Veto à isenção de igrejas buscou apenas evitar transtornos jurídicos, diz deputado

Segundo Cezinha de Madureira, o presidente defende a isenção tributária e o perdão das dívidas dos templos

  • Por Jovem Pan
  • 15/09/2020 09h00 - Atualizado em 15/09/2020 09h05
Michel Jesus/Câmara dos DeputadosSegundo o deputado, muitas multas são injustas e o valor total não se aproxima do R$ 1 bilhão como estimado

O veto presidencial à isenção de igrejas foi apenas uma decisão para evitar possíveis transtornos jurídicos, acredita o  deputado federal Cezinha de Madureira (PSD-SP). Segundo ele, o próprio presidente da República, Jair Bolsonaro, defende a isenção tributária e o perdão das dívidas, reforçando que a decisão foi puramente administrativa. “Desde o início do governo, o presidente tem dado a maior atenção para o assunto das entidades religiosas e ele mesmo disse que ele derrubaria o veto.

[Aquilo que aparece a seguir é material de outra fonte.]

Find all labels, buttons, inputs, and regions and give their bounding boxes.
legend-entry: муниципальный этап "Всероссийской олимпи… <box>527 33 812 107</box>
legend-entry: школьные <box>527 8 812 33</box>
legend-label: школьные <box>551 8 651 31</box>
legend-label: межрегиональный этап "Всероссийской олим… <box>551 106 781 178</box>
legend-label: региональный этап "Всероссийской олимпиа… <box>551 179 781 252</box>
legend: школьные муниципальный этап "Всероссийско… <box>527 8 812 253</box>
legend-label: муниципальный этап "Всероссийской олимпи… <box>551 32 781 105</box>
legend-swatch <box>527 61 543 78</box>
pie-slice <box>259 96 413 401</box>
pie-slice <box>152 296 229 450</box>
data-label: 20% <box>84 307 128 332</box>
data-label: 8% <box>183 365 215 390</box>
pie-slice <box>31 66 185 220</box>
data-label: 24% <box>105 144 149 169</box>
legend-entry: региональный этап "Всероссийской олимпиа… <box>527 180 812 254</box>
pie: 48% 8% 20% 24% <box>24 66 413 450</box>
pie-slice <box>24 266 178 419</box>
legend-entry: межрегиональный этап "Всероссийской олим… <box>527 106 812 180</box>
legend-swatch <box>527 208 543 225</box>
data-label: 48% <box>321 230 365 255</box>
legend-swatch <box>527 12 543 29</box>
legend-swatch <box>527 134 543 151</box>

Ele vetou porque poderia trazer um transtorno jurídico. Nós não derrubaríamos nenhum veto sem apoio do governo, temos total apoio do presidente e do governo para o que nós precisamos”, afirmou o parlamentar. Segundo ele, as dívidas das igrejas não chegam a R$ 1 bilhão como foi estimado. “Pelo que vi e acompanhei o processo, acho que é muito menos que isso [ R$ 1 bilhão]. Muitas multas são, inclusive, injustas. Então, estamos tentando corrigir isso com o presidente Jari Bolsonaro”, afirmou em entrevista ao Jornal da Manhã, da Jovem Pan.

O deputado, que também é integrante da Frente Parlamentar Evangélica, afirma que as igrejas são protegidas pela Constituição e reforça o papel das instituições, que, na visão dele, chegam a locais em que o governo não alcança. “Não existe prefeitura, Câmara ou governo que traga a nossa nação a proteção que a igreja traz, por isso a igreja tem a sua liberdade religiosa, imunidade e isenção. A maioria das igrejas no Brasil faz um papel social maior que eu que sou político, que o governo. A igreja chega onde não podemos chegar, então ela é protegida pela Constituição”, reforça. De fato, as igrejas e templos possuem imunidade constitucional. No entanto, as instituições devem pagar contribuições previdenciárias e tributos como a CSLL, que incide sobre o lucro líquido. Essa atual contribuição poderia ser também extinta, caso o texto do Congresso Nacional tivesse sido aprovado integralmente pelo presidente. A proposta ampliava a proteção à essas cobranças e anularia também débitos passados. Entretanto, Bolsonaro vetou o trecho que abordava a isenção da CSLL e perdão pelo falta de pagamento dos tributos, o que gerou reações entre os parlamentares.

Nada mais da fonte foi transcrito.